Educação
Comunidade
da Linha Rio Poço se mobiliza para escola não fechar
A notícia de que a Escola Estadual de Ensino Fundamental
Antônio Gomes, que tem 17 alunos, está entre as 45 ameaçadas de
fechamento na região de abrangência da 15ª Coordenadoria
Regional de Educação, fez a comunidade da Linha Rio Poço se
mobilizar.
Durante reunião realizada na segunda-feira desta semana, o
grupo decidiu pelo não fechamento da instituição, já que
muitos de seus alunos são oriundos da Comunidade São João –
Cascata, que já teve uma escola desativada.
A diretora Clecy Giaretton Filippin disse que vários aspectos
foram levantados e mencionados em ata levando à decisão.
As muitas experiências educacionais que são desenvolvidas com
os alunos no pomar, horta e jardim da escola, todas com sucesso,
estão entre os motivos, que segundo ela, também revelam a
importância que é dada ao meio rural, além do incentivo para
que o aluno permaneça na terra.
A professora também lembrou que a comunidade escolar faz
acontecer o processo de participação envolvendo a todos e
resgatando valores culturais e morais de quem vive no interior,
sua relação com a natureza e valorização da família. “Os
pais pedem que seja garantido o direito à educação no meio
rural de cada aluno já matriculado pois, o deslocamento até a
cidade é muito distante, a permanência dentro do ônibus escolar
fica em torno de 3 horas/dia e muito mais agravante é o risco de
acidente graves, como a tragédia já presenciada por todos em
nosso município”, comenta.
Para a diretora, o vínculo familiar e escolar desenvolvido na
escola faz com que os pais se sintam seguros com a permanência de
seus filhos na instituição, estando distantes de ruas com
grandes movimentos de veículos, vícios e até mesmo drogas, já
encontradas nos portões de muitas escolas da cidade. “Se
ocorrer a cessação das atividades de nossa escola estaremos
contribuindo ainda mais com o êxodo rural e a migração às
cidades, situação que os pais não aprovam, porque desejam que
os filhos tenham educação e melhoria de condições de vida no
meio rural, sem precisar sair dele”, justifica.

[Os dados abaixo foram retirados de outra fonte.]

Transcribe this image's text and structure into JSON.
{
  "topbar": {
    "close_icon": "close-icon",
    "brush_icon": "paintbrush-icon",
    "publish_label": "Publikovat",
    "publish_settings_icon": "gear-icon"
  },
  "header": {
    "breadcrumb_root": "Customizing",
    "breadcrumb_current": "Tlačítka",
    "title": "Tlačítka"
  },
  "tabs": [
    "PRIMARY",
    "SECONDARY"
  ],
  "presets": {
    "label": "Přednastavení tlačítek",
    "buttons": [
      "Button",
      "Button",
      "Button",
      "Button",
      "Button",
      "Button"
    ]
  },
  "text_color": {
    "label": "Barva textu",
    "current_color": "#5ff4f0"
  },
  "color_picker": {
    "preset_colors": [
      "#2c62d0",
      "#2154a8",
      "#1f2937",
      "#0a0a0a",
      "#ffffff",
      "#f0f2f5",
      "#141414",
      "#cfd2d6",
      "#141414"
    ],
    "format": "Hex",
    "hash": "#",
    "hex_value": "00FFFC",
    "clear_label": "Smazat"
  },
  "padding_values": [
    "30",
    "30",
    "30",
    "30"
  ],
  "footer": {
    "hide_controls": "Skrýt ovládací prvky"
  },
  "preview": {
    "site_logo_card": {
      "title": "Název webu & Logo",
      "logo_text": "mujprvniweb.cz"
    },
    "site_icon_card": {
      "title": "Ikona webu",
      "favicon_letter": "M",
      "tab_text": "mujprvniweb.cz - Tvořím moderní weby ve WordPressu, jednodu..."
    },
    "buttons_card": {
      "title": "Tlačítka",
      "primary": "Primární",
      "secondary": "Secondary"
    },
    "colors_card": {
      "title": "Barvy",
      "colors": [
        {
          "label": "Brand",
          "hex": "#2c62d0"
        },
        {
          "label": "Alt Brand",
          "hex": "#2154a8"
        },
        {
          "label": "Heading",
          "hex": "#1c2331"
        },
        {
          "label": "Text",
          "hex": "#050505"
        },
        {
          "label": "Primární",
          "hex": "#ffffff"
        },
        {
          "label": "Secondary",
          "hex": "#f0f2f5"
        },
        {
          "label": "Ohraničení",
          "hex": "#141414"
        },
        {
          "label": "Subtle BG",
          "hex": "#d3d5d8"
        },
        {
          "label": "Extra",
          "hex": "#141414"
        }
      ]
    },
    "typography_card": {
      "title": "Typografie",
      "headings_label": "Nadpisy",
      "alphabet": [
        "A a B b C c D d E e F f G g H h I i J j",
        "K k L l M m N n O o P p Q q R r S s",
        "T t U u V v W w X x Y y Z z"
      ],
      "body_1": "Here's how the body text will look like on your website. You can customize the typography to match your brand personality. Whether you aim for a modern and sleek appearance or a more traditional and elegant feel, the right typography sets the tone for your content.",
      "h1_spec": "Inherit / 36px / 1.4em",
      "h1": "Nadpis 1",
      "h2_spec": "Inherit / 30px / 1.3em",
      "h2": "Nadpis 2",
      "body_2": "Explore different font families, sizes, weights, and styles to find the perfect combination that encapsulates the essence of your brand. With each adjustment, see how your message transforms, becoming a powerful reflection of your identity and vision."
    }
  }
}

Clecy disse também que a comunidade escolar é muito engajada
com os compromissos assumidos. “Além de cuidar do prédio,
mantém o pomar, a horta, o jardim, o campo de futebol e o terreno
limpo, evitando dessa forma que capoeiras cresçam e o lugar não
se torne alvo da marginalidade ou até mesmo da invasão de sem
terra, como ocorre em outra escola nas proximidades”, revela.
Conforme a diretora, há pouco tempo a escola passou por
reformas externas. “Foram construídos três banheiros de
alvenaria e, sem dúvida, o prédio tem plenas condições de uso
por muitas décadas. Em regime de mutirão, os pais adquiriram
tinta para pintar as salas de aula e melhorar a aparência, sem
usar a verba destinada à escola, que foi utilizada na compra de
material aos alunos”, esclareceu.
Clecy também informou que a escola tem um terreno de 40 mil
m2, onde é plantado soja e milho.
A renda das culturas é revertida em melhorias à
instituição. Há dois anos à frente da direção da escola,
Clecy afirmou que adotou a instituição e os educandos. Como a
Escola Estadual Antônio Gomes está localizada a 3 Km do Distrito
Industrial, ela acredita que muito em breve, com a ampliação do
local, será mais fácil alunos residentes naquela área da cidade
se deslocarem até esta escola do que virem ao centro da
cidade.
“Os pais desejam que seus filhos sejam cada vez mais
incluídos na escola do meio rural e não excluídos já no
início de sua vida escolar”, finalizou.